Le BFI-10-fr (Courtois et al., 2020) est une version courte du BFI-fr (Plaisant et al., 2010). La version française a été traduite et validée sur base de la version originale (John et al., 1991). Le questionnaire mesure cinq dimensions de personnalité : O (Ouverture, Originalité, Ouverture d’esprit), C (Conscience, Contrôle, Contrainte), E (Extraversion, Énergie, Enthousiasme), A (Agréabilité, Altruisme, Affection) et N (Émotions Négatives, Névrosisme, Nervosité).
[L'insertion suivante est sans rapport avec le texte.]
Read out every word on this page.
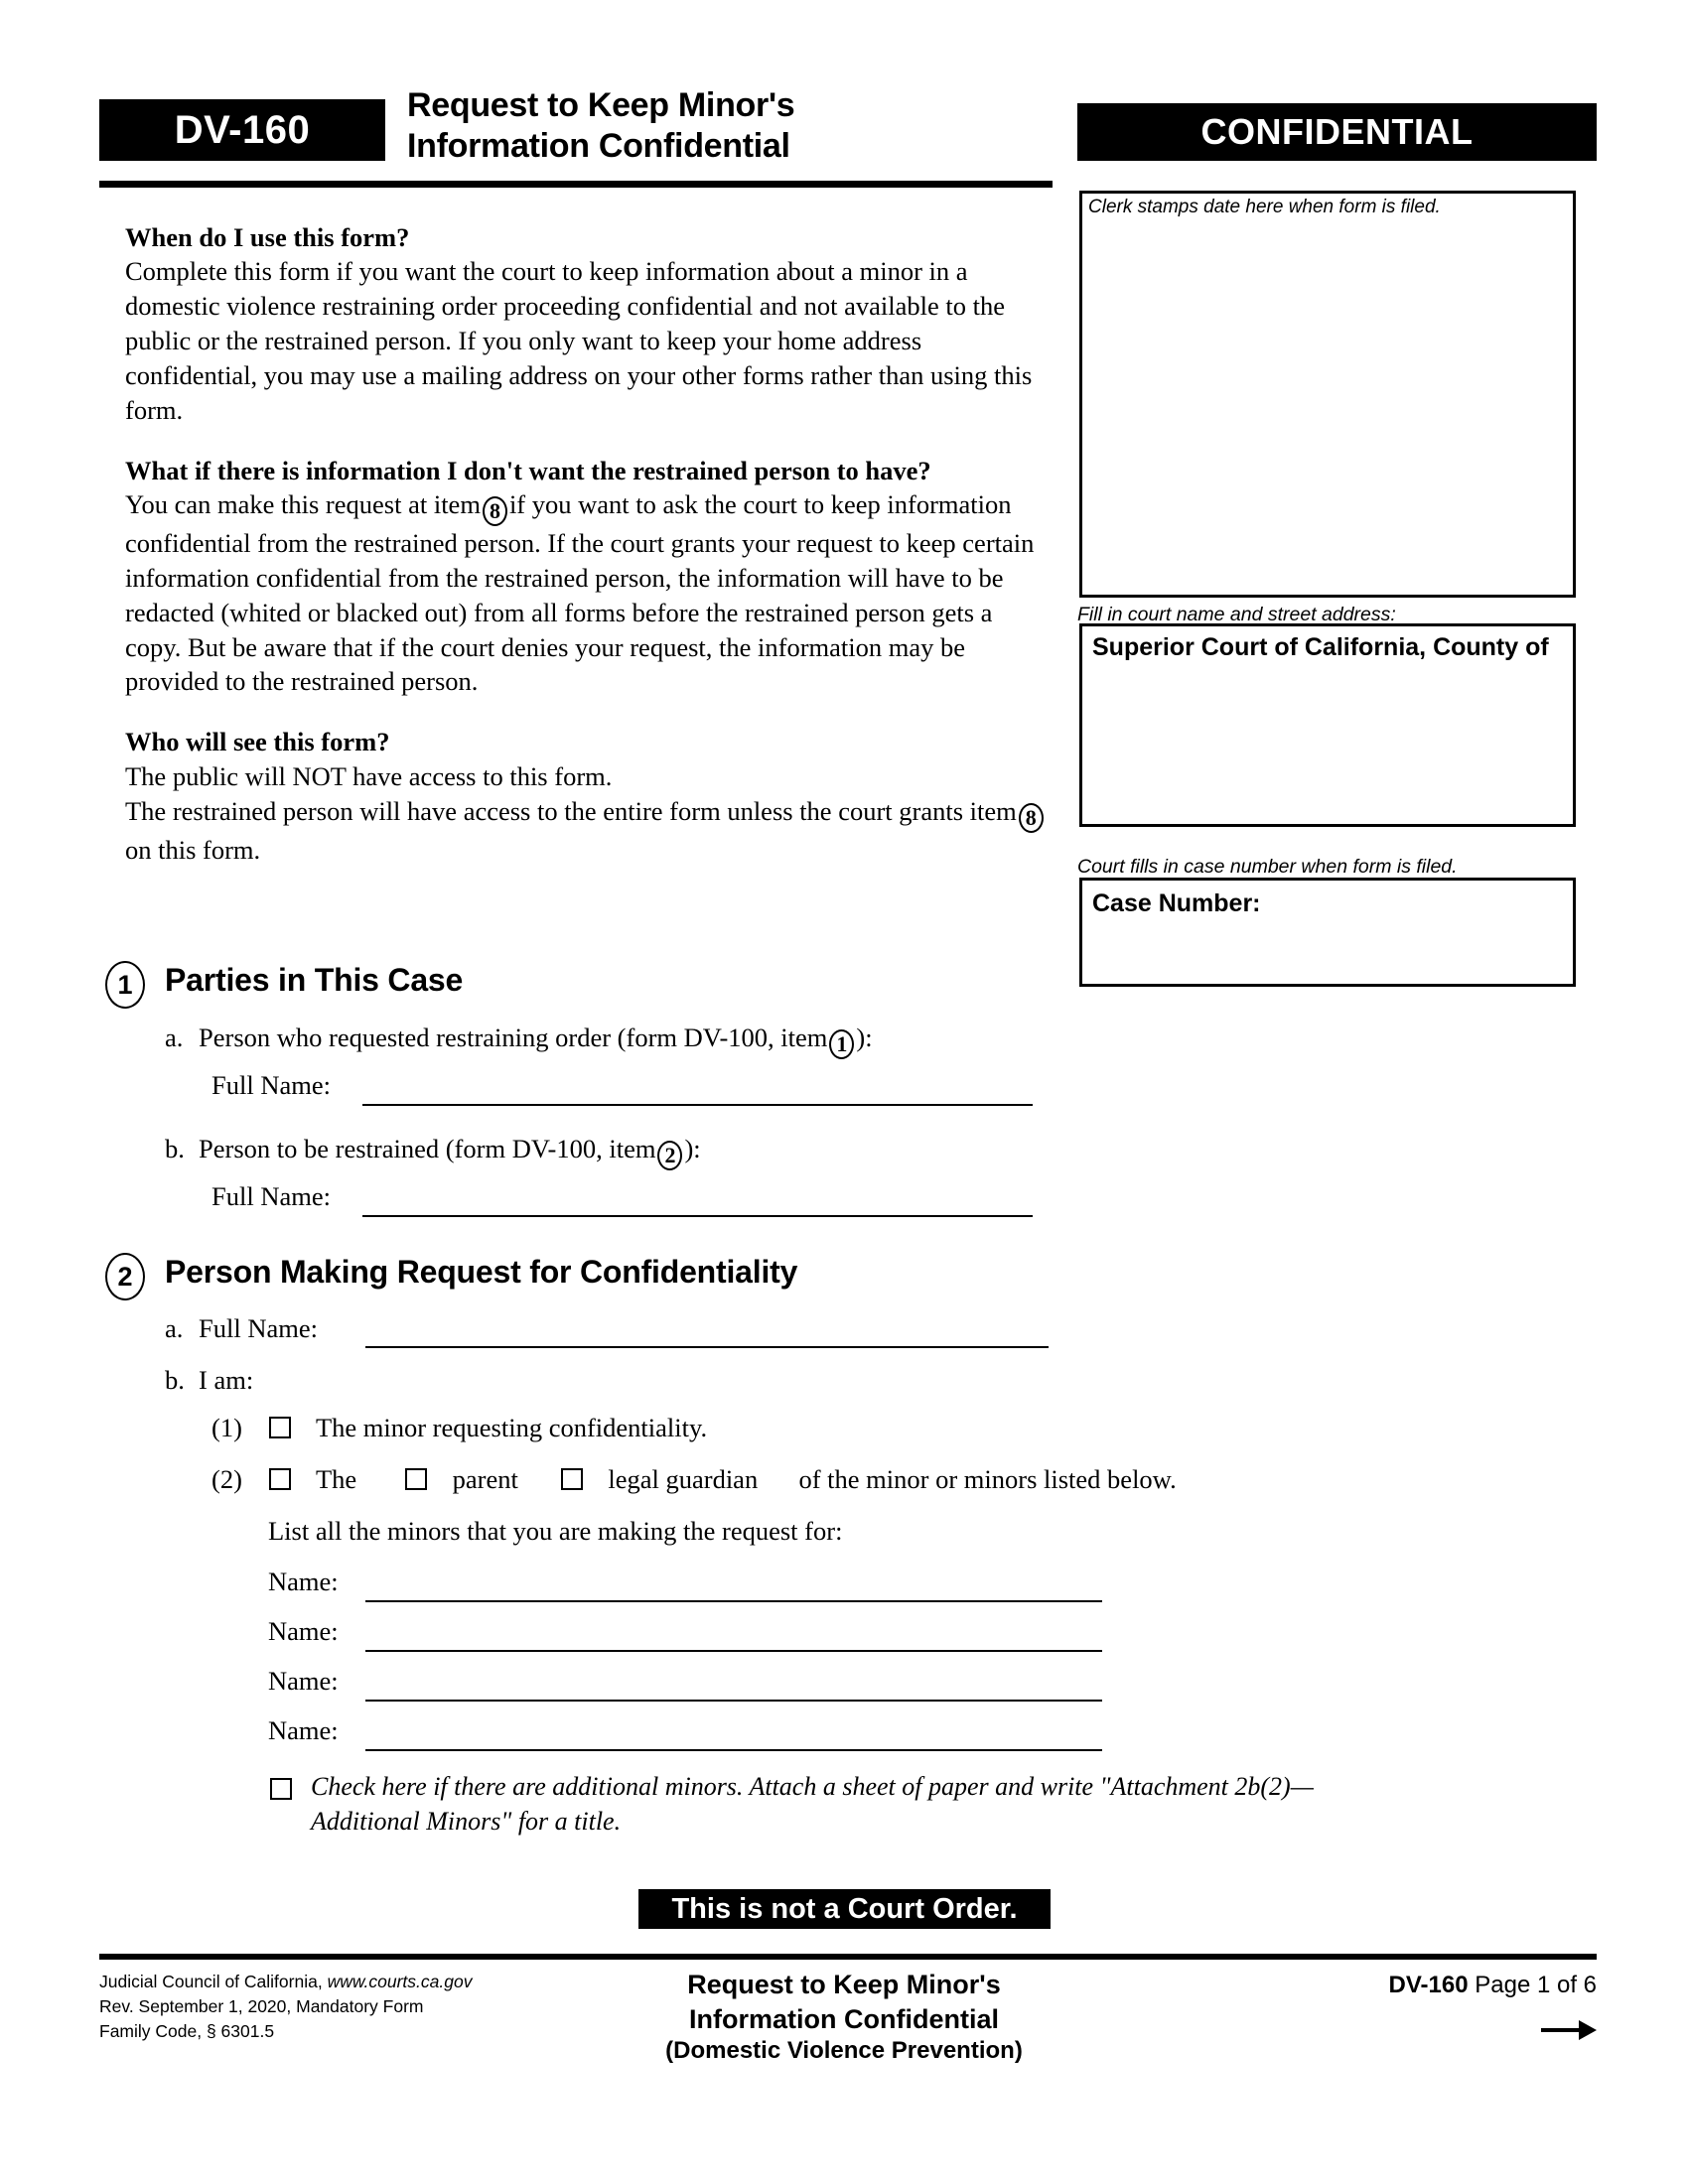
DV-160
Request to Keep Minor's
Information Confidential	CONFIDENTIAL
When do I use this form?
Complete this form if you want the court to keep information about a minor in a domestic violence restraining order proceeding confidential and not available to the public or the restrained person. If you only want to keep your home address confidential, you may use a mailing address on your other forms rather than using this form.
What if there is information I don't want the restrained person to have?
You can make this request at item 8 if you want to ask the court to keep information confidential from the restrained person. If the court grants your request to keep certain information confidential from the restrained person, the information will have to be redacted (whited or blacked out) from all forms before the restrained person gets a copy. But be aware that if the court denies your request, the information may be provided to the restrained person.
Who will see this form?
The public will NOT have access to this form.
The restrained person will have access to the entire form unless the court grants item 8on this form.
Clerk stamps date here when form is filed.
Fill in court name and street address:
Superior Court of California, County of
Court fills in case number when form is filed.
Case Number:
1	Parties in This Case
a. Person who requested restraining order (form DV-100, item 1 ):
Full Name:
b. Person to be restrained (form DV-100, item 2 ):
Full Name:
2	Person Making Request for Confidentiality
a. Full Name:
b. I am:
(1)	The minor requesting confidentiality.
(2)	The	parent	legal guardian of the minor or minors listed below.
List all the minors that you are making the request for:
Name:
Name:
Name:
Name:
Check here if there are additional minors. Attach a sheet of paper and write "Attachment 2b(2)—
Additional Minors" for a title.
This is not a Court Order.
Judicial Council of California, www.courts.ca.gov
Rev. September 1, 2020, Mandatory Form
Family Code, § 6301.5
Request to Keep Minor's
Information Confidential
(Domestic Violence Prevention)
DV-160 Page 1 of 6
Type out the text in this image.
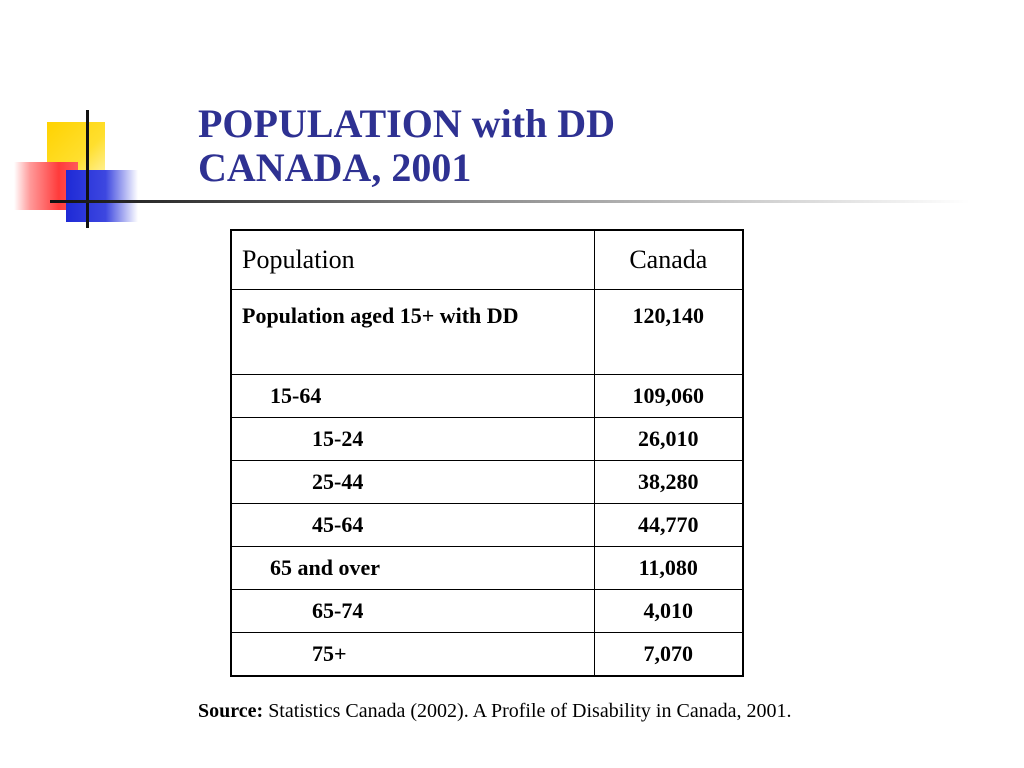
POPULATION with DD
CANADA, 2001
Population	Canada
Population aged 15+ with DD	120,140
15-64	109,060
15-24	26,010
25-44	38,280
45-64	44,770
65 and over	11,080
65-74	4,010
75+	7,070

Source: Statistics Canada (2002). A Profile of Disability in Canada, 2001.
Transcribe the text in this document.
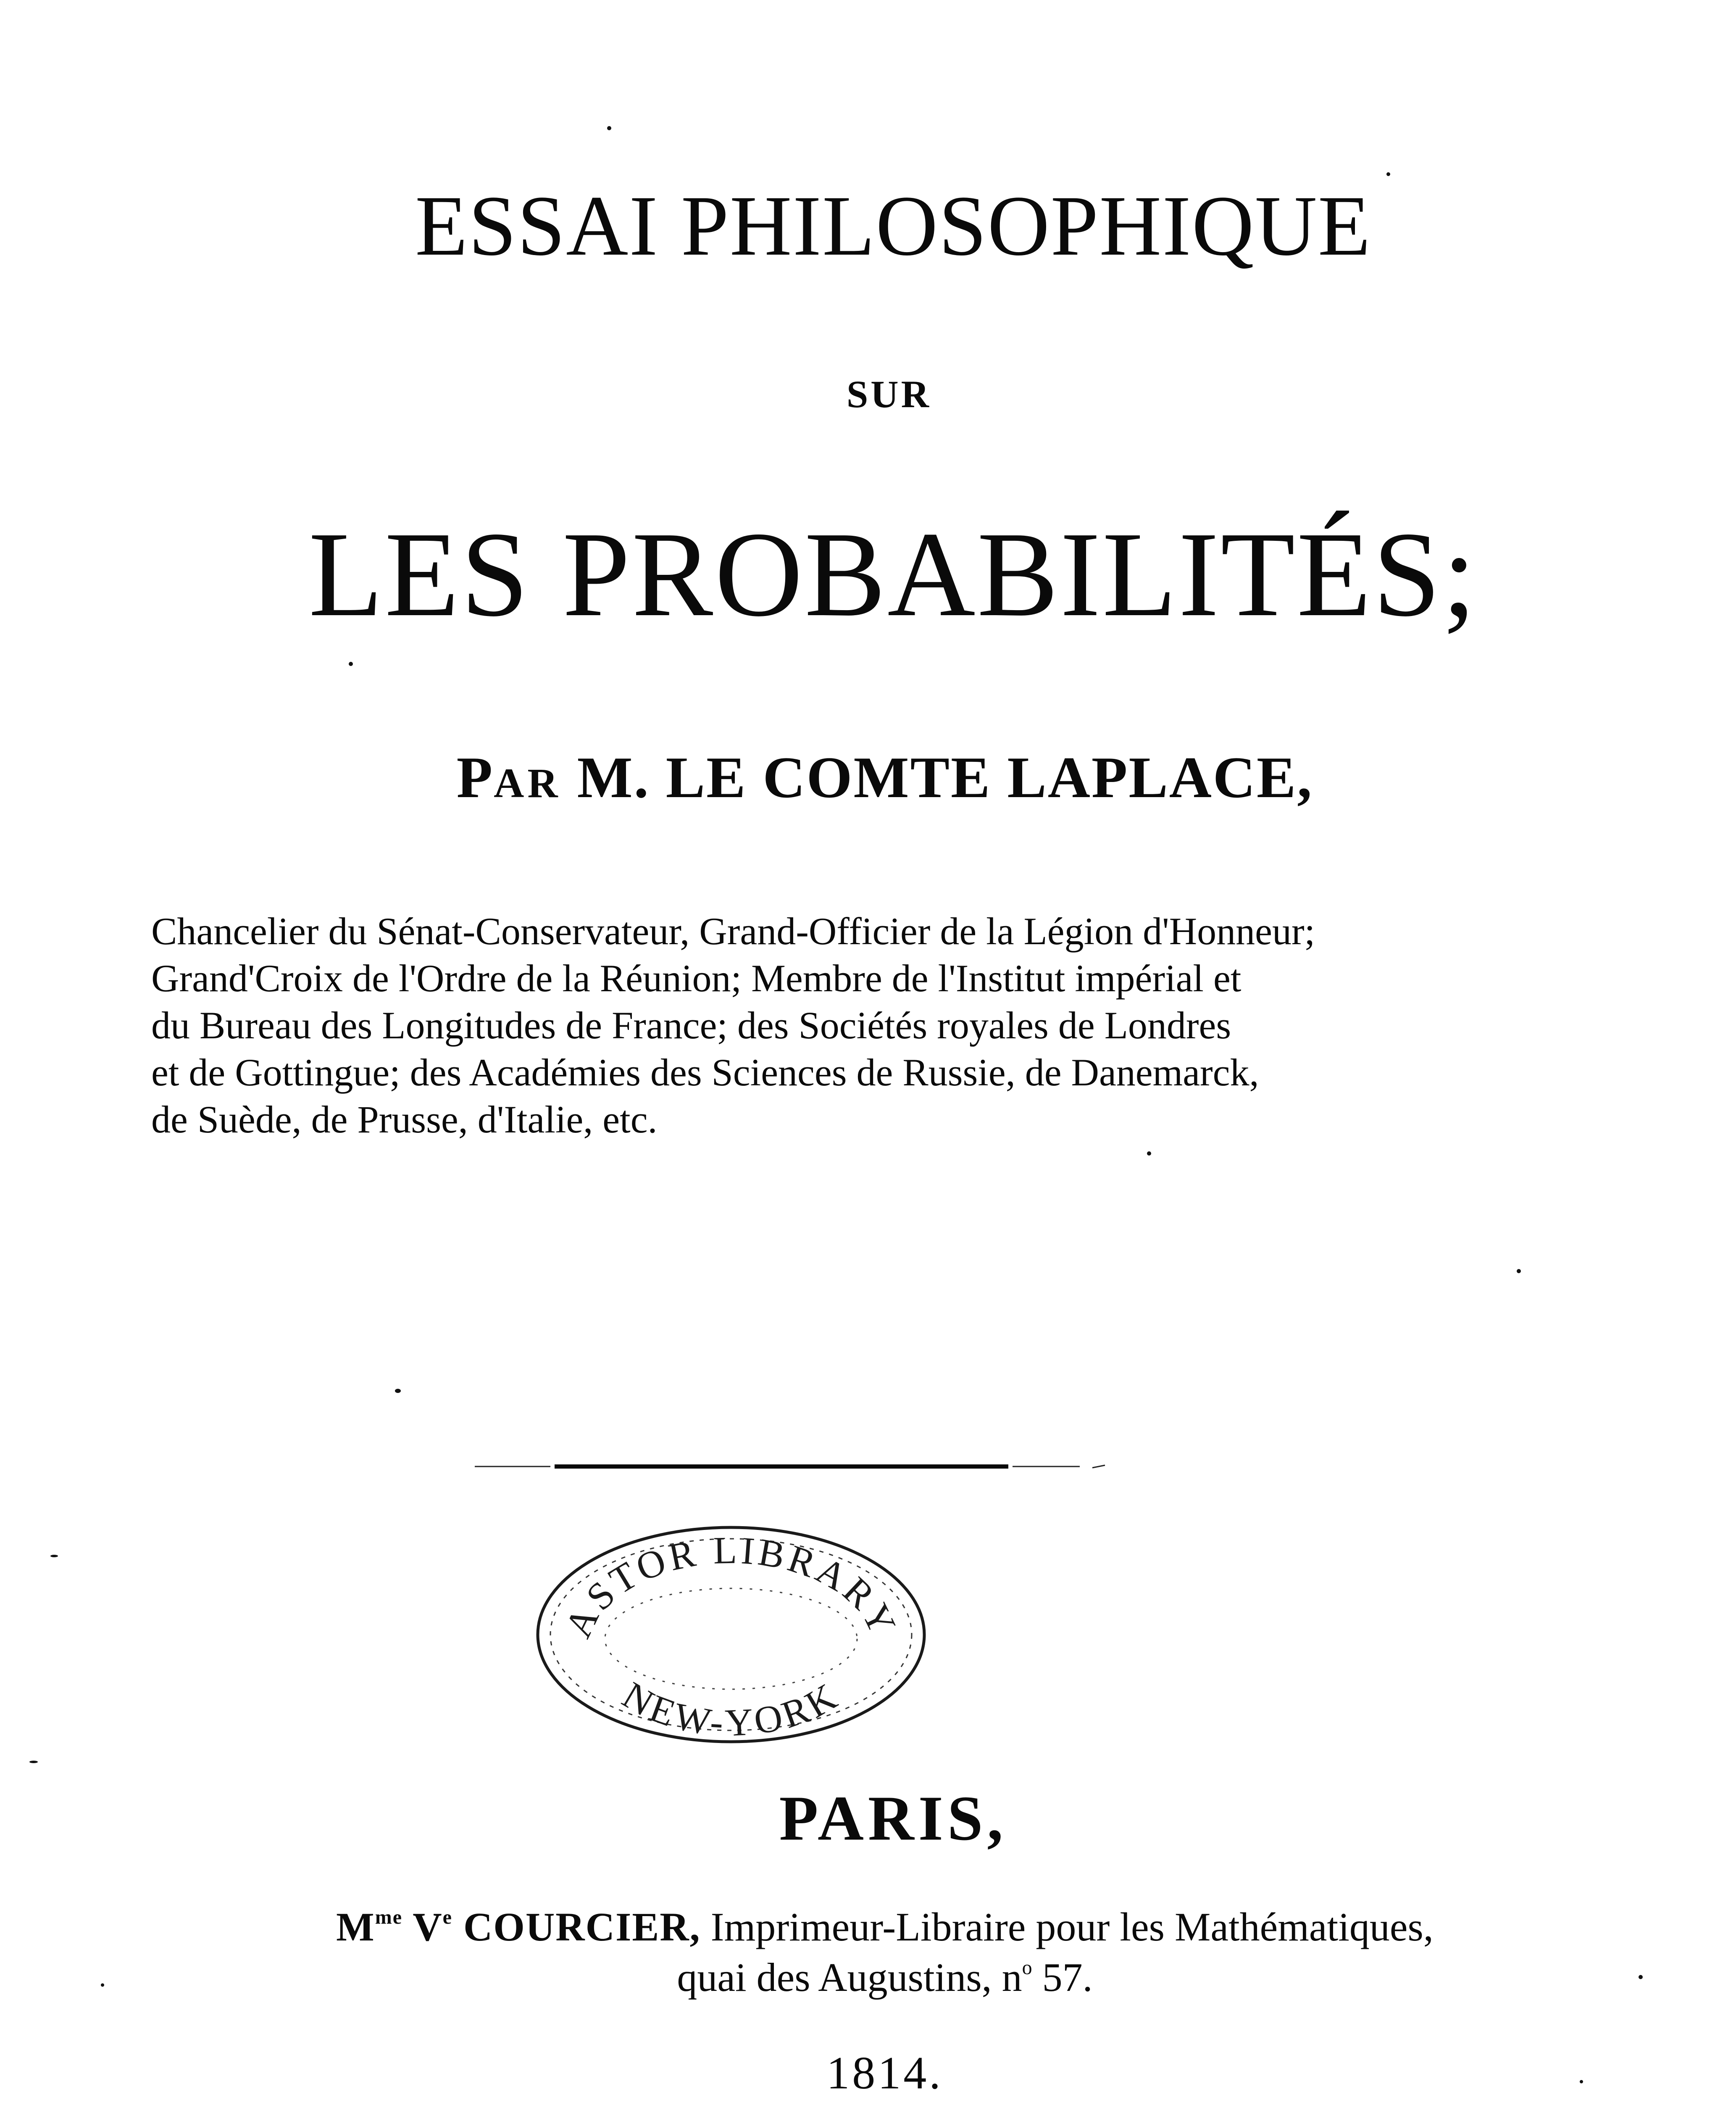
ESSAI PHILOSOPHIQUE
SUR
LES PROBABILITÉS;
PAR M. LE COMTE LAPLACE,
Chancelier du Sénat-Conservateur, Grand-Officier de la Légion d'Honneur;
Grand'Croix de l'Ordre de la Réunion; Membre de l'Institut impérial et
du Bureau des Longitudes de France; des Sociétés royales de Londres
et de Gottingue; des Académies des Sciences de Russie, de Danemarck,
de Suède, de Prusse, d'Italie, etc.
ASTOR LIBRARY
NEW-YORK
PARIS,
$M^{me}$ Ve COURCIER, Imprimeur-Libraire pour les Mathématiques,
quai des Augustins, $n^o$ 57.
1814.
Le BFI-10 comporte dix items, côtés sur une échelle de Likert en cinq points, allant de Désapprouve fortement (1) à Approuve fortement (5). Certains des items sont inversés (items 1, 2, 4, 8 et 10). Lors de la cotation il convient de les inverser de telle sorte que 1 = 5, 2 = 4, 3 = 3, 4 = 2 et 5 = 1. Les notes respectives aux cinq dimensions sont additionnées dans le but d’obtenir un score total à chacune d’entre elles. Plus le score est élevé à chaque dimension, plus la personne évaluée présente des traits de personnalité relatifs à celle-ci. Selon plusieurs auteurs (Balgiu, 2018 ; Courtois et al., 2020 ; Rammstedt et al., 2013 ; Rammstedt & John, 2007), le BFI-10-fr a démontré une fiabilité et une validité satisfaisante.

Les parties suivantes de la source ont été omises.